Japan’s swine fever epidemic is spreading, with local authorities in five central and western prefectures saying Wednesday they are struggling to contain the highly contagious virus that was first reported in September.
“We are facing an extremely serious situation,” farm minister Takamori Yoshikawa told a meeting at his ministry in Tokyo while instructing officials to take thorough countermeasures. The ministry also set up a special task force in Gifu Prefecture to step up containment efforts.
Spreading from farms in Gifu, the hog cholera virus was newly detected by prefectural and local authorities at farms in neighboring Aichi as well as in Osaka, Shiga and Nagano prefectures.
The total number of pigs to be culled at affected farms is expected to reach 15,000.
“It worries me that we don’t know how the disease is spreading,” said a pig farmer in Iida, Nagano Prefecture. “The only thing we can do is to thoroughly manage hygiene.”

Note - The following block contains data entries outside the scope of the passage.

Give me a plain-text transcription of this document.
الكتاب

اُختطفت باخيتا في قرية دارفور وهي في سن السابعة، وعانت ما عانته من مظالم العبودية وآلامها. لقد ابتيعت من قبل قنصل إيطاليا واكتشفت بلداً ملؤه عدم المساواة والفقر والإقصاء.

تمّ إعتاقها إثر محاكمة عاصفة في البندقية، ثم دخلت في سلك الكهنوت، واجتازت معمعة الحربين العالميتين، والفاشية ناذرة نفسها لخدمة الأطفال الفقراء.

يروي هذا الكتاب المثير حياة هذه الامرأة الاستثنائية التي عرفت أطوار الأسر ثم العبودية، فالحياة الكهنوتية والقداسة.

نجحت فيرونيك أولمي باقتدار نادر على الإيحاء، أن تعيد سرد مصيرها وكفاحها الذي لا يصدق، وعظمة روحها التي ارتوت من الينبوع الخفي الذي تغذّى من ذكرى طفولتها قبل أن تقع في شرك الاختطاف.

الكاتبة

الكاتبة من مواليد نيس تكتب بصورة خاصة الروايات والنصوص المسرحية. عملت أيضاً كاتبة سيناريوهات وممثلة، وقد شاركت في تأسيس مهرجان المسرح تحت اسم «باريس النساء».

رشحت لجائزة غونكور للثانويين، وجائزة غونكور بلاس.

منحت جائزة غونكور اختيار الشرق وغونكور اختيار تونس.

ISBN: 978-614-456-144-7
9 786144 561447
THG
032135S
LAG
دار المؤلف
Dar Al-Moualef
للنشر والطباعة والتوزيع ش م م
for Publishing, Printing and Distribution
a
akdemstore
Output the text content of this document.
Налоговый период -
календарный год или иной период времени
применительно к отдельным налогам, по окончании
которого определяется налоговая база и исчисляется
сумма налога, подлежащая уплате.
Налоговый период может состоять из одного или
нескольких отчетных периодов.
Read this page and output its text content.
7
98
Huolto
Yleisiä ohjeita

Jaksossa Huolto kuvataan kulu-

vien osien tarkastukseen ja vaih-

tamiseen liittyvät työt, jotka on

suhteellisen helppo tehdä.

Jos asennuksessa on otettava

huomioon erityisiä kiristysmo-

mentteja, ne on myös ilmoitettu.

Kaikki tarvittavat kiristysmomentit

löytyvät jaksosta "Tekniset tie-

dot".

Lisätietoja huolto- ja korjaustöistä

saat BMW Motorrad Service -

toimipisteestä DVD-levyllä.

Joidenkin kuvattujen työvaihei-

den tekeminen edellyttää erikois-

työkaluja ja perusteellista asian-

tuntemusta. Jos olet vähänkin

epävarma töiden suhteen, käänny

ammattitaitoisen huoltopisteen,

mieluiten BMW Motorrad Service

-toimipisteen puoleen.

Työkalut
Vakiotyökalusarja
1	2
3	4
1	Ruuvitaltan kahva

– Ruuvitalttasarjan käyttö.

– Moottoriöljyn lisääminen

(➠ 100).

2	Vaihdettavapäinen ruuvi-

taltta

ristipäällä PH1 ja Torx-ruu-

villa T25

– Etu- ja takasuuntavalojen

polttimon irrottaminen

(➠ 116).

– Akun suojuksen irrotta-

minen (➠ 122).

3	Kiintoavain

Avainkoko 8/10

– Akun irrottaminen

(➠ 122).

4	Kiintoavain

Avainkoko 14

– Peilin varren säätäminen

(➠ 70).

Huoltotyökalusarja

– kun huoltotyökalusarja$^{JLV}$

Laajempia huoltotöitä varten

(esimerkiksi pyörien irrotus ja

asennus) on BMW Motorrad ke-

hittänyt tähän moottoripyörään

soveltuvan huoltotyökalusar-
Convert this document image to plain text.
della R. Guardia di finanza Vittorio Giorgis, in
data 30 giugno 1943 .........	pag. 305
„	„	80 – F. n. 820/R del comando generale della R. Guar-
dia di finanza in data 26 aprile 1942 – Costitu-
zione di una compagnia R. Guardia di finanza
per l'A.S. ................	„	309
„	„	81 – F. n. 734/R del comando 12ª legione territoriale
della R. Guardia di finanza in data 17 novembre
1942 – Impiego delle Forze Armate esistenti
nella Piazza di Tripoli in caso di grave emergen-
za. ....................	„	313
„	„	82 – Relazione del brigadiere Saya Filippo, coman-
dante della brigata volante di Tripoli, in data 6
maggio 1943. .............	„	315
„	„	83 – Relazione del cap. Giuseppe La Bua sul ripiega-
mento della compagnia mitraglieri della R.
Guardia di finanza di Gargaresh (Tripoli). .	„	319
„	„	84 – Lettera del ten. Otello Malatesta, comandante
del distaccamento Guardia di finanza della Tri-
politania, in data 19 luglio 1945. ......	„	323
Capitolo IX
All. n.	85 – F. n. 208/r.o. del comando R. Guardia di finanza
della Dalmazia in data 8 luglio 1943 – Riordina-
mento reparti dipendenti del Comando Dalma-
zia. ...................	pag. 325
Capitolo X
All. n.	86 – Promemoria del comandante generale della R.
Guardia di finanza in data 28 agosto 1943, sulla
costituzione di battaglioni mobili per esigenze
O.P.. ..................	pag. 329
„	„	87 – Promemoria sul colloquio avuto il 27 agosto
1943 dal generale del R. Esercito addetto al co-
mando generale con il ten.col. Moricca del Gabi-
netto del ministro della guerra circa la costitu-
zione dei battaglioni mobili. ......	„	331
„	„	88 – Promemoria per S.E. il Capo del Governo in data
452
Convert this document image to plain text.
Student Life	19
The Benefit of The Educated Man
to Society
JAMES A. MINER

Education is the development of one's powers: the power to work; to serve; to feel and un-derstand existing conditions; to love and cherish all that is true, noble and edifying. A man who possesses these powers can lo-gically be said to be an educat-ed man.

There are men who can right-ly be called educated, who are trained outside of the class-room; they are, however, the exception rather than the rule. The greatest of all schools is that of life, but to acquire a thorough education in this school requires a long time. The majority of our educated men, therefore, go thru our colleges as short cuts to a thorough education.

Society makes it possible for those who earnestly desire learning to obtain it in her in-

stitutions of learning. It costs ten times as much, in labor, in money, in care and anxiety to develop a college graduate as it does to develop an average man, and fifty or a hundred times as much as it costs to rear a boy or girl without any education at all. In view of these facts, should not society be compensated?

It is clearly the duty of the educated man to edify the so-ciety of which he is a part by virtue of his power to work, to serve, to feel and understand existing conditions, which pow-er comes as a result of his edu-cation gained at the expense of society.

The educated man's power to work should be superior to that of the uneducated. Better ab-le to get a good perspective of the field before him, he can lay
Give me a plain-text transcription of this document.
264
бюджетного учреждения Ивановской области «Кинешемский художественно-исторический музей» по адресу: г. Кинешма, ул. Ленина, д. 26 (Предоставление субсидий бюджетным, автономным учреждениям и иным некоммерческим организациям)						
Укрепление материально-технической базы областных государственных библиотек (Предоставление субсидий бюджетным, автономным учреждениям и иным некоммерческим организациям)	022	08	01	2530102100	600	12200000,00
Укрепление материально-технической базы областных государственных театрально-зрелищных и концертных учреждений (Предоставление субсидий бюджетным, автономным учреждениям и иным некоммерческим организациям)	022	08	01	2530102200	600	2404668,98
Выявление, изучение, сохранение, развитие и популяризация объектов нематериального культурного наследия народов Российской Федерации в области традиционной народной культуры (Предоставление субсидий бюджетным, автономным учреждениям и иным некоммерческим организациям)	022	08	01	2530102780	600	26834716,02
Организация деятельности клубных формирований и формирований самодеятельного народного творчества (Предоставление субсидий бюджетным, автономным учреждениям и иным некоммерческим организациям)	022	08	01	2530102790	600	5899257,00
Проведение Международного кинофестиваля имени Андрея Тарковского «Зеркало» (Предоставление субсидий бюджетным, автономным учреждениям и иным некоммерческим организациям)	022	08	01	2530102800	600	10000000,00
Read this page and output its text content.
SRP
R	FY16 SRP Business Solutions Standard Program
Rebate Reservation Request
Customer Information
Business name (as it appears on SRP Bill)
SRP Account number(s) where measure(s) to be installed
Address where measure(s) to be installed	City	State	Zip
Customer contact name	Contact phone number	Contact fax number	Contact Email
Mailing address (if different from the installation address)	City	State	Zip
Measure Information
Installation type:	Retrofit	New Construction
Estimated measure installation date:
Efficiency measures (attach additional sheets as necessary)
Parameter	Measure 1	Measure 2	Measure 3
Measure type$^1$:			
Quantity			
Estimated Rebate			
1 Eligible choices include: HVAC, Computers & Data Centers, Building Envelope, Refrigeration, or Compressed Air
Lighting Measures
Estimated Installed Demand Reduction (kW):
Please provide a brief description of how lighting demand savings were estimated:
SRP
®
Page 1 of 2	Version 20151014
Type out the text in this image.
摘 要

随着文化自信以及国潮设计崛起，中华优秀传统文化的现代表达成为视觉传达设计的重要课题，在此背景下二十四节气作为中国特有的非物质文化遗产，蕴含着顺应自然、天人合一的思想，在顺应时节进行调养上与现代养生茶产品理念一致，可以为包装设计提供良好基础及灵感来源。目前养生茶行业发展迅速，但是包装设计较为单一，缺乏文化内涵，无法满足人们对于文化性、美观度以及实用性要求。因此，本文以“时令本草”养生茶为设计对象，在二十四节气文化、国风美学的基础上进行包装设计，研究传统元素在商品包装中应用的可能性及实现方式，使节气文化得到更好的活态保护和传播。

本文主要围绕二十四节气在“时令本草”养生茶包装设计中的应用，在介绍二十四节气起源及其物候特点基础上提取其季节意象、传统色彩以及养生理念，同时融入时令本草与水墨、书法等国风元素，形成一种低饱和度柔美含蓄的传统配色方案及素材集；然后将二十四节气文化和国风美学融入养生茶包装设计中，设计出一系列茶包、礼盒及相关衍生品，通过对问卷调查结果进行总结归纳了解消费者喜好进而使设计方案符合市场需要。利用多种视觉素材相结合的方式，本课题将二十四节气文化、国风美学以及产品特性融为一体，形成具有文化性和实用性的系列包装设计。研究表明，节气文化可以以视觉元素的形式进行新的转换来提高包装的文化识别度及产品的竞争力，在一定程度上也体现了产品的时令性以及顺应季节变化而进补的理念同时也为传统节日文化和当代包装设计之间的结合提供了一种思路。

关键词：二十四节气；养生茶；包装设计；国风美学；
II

The disease does not affect humans even if meat from an infected animal is consumed, but it is fatal to pigs and boars.
Around 130 wild boars in Gifu and Aichi prefecture have tested positive for infection despite experts’ initial assumption that it would not spread among the animals, which typically do not live in large herds.
Although there is a vaccine to counter classic swine fever, using it could prevent Japan from regaining its World Organization for Animal Health status as a CSF free country, hindering Japan’s plan to expand pork exports. The organization already suspended Japan’s such status after the outbreak in September.
Yasuhiro Ozato, a senior vice farm minister, expressed reluctance to use the vaccine, saying, “We will seek to resolve this by sticking to hygiene control standards.”
The Aichi prefectural government began culling around 6,600 pigs at a farm in the city of Toyota with the help of the Ground Self-Defense Force, while banning shipments from six other farms located within 10 kilometers.
The farm in Toyota had shipped pigs to six facilities in Nagano, Gifu, Aichi, Mie, Shiga and Osaka prefectures since January, but the ministry has not detected the virus in Mie.
The farm in Toyota reported to the Aichi government on Monday that pigs were showing symptoms of infection, including loss of appetite, and the prefecture detected the hog cholera virus in five pigs the following day. Detailed tests by the central government confirmed the infection on Wednesday.
The Aichi government said the farm in Toyota shipped pigs to a Nagano Prefecture farm Tuesday morning even after noticing hog cholera symptoms among them as prefectural authorities suspected another illness and did not stop shipments.
Of the 80 pigs brought to the farm in Miyada, Nagano, 79 were found to have been infected with the virus, according to the Nagano prefectural government.
A man involved in pig farming who lives near the Toyota farm said, “There was a vet at the company (managing the farm). I thought they were taking thorough preventive measures.”
Hog cholera was detected at a farm in the city of Gifu in September, the first such discovery in Japan since 1992. The country declared the virus eradicated in 2007.